Foreign policy inversion works in the short term. Not the long. The previous government committed a major blunder by relying almost totally on foreign support vis-à-vis Geneva; that did not help them at the ballot box. Ranil Wickremesinghe with the ceasefire agreement and Chandrika Kumaratunga with the P-TOMS arrangement made the same mistake; Geneva 2015 showed they hadn’t learnt the lessons of either encounter. The current government has turned the other way: by substituting the local for the global, it seems to believe that support from within can compensate for opposition from outside. That is not what helped us in 2009, and that is what helped us lose in 2021.

None of this is to say that we should measure the success of our diplomatic manoeuvring on the basis of Western benchmarks. That is why I disagree with those who take the regime to task over soliciting votes from “serious human rights violators”: Eritrea and Myanmar, to mention just two of them. Such critiques fall flat on their own logic for two reasons: one, because “serious human rights violators” are on the other side also, and two, because at the final vote, a great many of these “violators” ditched us and went to the other side. If we are to chart our foreign policy based on ideals and standards decided on and validated by the guys at the top, we’ll eventually get ourselves mired up in the duplicity those guys at the top are engaging in. One example will suffice. Brazil, a country known for “serious human rights violations”, led by a right wing militarist allied with the US, voted for the resolution and against us. Now, what does that tell us about the politics of human rights?

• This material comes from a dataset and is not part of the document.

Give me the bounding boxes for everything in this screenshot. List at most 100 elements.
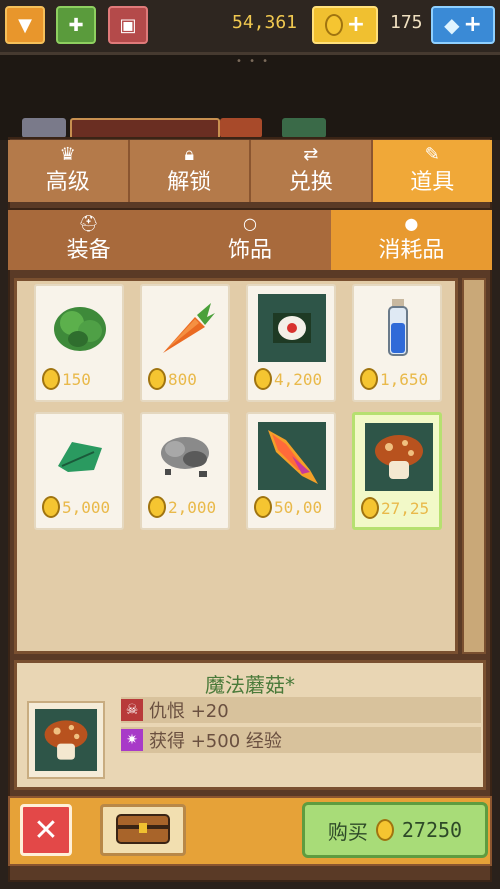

As things stand, there is a balance that needs to be struck, between the need to assert ourselves and the need to work and negotiate from a position of moral superiority. This balance must be kept by means of another: between the need to counter duplicity vis-à-vis outfits like the Core Group and the need to come up with a coherent strategy which converts those in the middle to our friends-in-arms. That is not going to be achieved by refusing to give anything or by expecting to get everything. On two issues the government must thus meet and defeat its critics: sharing power with the periphery constructively and pragmatically, and engaging with minorities. It is regrettable that the world expects more than we seem prepared to part with. Yet without giving anything, we risk losing everything.